Le moins que l’on puisse dire est que la transition guinéenne bat de l’aile. Elle multiplie les incongruités. Avec d’un côté, le Conseil national de la transition qui organise un forum sur le dialogue interreligieux et de l’autre les membres du gouvernement sommés de nettoyer la ville de Conakry. Deux événements qui attestent, s’il en était besoin, que les nouveaux maitres du pays ne savent plus où donner la tête.

Voyons plutôt. Si, dans des pays comme la France où il existe une méconnaissance voire une méfiance entre les religions, le dialogue interreligieux est une nécessité pour briser la frontière entre les différentes confessions religieuses, en Guinée rien ne justifie pour le moment un tel dialogue. Parce que, dans ce pays, non seulement les deux principales religions se connaissent mais elles s’acceptent et cohabitent en parfaite harmonie. Le conseil musulman et celui du christianisme partagent les mêmes bureaux au secrétariat général des affaires religieuse.

Il n’est jamais superflu de dialoguer, nous dira-t-on. Oui. Mais dans un pays sérieux, les tâches sont exécutée selon un ordre de priorité. Et par des structures appropriées. Par exemple, que le Conseil national des organisations de la société civile, auquel appartient le président du CNT, se lève demain pour organiser un tel forum, c’est pertinent, peut-être. C’est selon. Par contre, que le Conseil national de la transition, qui est loin de faire le travail pour lequel il a été mis en place, se mette à organiser un dialogue interreligieux, c’est à la fois inopportun et incongrue.

Si le CNT faisait appel aux sages, aux imams, aux sociologues et beaucoup d’autres couches de la société à se joindre aux juristes pour voir quel est le type de constitution qui est adapté à notre pays, ce serait pertinent. Mais encore une fois, quand on est incapable de faire son propre travail on n’a pas le droit de faire celui des autres.

Même un parlement élu et jouissant de toute sa légalité et de sa légitimité n’a pas pour vocation d’organiser ce gendre de forum.
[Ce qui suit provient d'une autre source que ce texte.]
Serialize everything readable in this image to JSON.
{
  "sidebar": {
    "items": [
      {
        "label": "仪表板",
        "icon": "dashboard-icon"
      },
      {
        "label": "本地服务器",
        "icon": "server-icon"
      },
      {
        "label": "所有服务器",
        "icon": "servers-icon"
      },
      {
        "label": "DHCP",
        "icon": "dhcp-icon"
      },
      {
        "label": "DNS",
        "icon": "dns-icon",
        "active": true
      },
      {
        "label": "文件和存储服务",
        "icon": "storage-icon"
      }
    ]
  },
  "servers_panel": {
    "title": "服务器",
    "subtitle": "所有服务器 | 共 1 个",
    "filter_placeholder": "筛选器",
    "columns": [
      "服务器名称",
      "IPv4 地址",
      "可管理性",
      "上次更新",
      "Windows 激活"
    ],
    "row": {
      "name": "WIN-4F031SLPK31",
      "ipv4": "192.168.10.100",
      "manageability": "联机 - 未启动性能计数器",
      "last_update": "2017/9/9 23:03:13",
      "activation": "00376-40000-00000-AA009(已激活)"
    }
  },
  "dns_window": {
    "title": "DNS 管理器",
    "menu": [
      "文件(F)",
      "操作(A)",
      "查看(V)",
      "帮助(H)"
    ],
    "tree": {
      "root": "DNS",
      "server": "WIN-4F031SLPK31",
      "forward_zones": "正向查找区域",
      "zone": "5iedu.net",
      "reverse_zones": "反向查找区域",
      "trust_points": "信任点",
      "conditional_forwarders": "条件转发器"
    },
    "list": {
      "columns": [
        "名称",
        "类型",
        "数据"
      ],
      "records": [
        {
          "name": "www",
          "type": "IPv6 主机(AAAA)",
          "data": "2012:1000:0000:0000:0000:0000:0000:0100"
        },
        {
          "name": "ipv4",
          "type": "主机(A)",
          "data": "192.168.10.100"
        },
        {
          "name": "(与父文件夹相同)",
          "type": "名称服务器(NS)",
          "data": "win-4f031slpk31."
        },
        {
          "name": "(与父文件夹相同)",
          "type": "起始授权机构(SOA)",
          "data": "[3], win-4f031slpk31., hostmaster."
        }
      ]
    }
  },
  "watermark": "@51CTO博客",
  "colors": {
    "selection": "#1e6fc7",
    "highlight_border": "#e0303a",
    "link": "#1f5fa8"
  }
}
A plus forte raison un organe dont les membres sont nommés et d’autres cooptés. Le président Mamadi Doumbouya devrait, comme il l’a fait avec la commission composée en catimini pour la rédaction de la nouvelle constitution, réagir pour demander au CNT de s’atteler à l’essentiel.

L’autre incongruité

S’agissant du président de la transition lui-même, celui-ci vient de mettre le pied dans le plat en demandant, que dis-je, en sommant ses ministres d’aller assainir la capitale. Comme si cela relève d’un coup de baguette magique pour que Conakry devienne subitement propre. Si le fait de demander simplement à quelqu’un d’assainir la ville devait rendre celle-ci propre, notre capitale devait être la plus enviée de l’Afrique sous le règne de l’ancien président Alpha Condé. Lequel avait demandé à tous les citoyens de s’atteler à cette tâche, allant jusqu’à instituer le premier – ou le dernier- samedi de chaque mois une matinée d’assainissement. Le résultat on le connait. La mesure fut une épine dans nos pieds avec une ville paralysée, causant même de pertes en vie en raison de l’interdiction de circuler.
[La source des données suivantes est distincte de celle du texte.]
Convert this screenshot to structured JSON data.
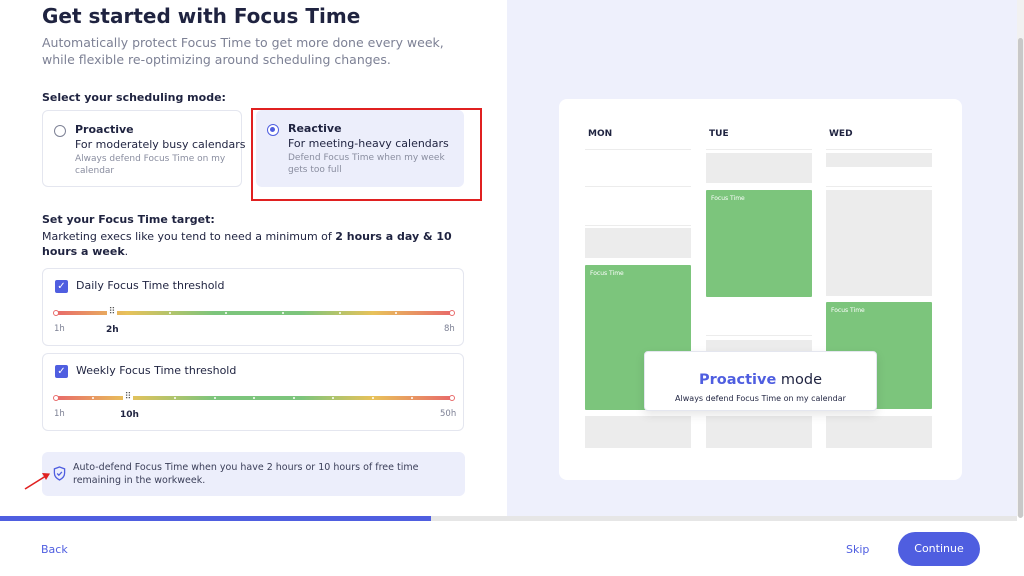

Pourquoi le CNRD répètera-t-il les erreurs du passé ? Un ministre n’est pas fait pour balayer la ville. Il y a des structures qui s’occupent de cela. Il suffit de leur donner les moyens nécessaires et de veiller à l’exécution correcte de leur mission. Le spectacle de ce jeudi est une mise en scène qui relève d’un populisme dont le CNRD est en passe de devenir maître. Or on ne le dira jamais assez, les mêmes causes produisent toujours les mêmes effets. Devant la levée de boucliers suscitée par cette affaire, certains proches de la junte ont publié des images de Paul Kagame en action pour l’assainissement de Kigali. Malheureusement pour nous, la copie ne sera jamais l’original.

Si le gouvernement de la transition doit exécuter les tâches régaliennes de l’Etat, sa mission principale demeure cependant celle de doter le pays d’institutions démocratiques, crédibles et représentatives des citoyens. Tout le reste relève d’un agenda peu avouable. C’est bien beau d’assainir notre environnement. C’est encore beau d’organiser un dialogue interconfessionnel. Mais c’est un impératif de rendre public un chronogramme réaliste et se mettre immédiatement au travail afin que la Guinée redevienne fréquentable. Tout le reste est superflu.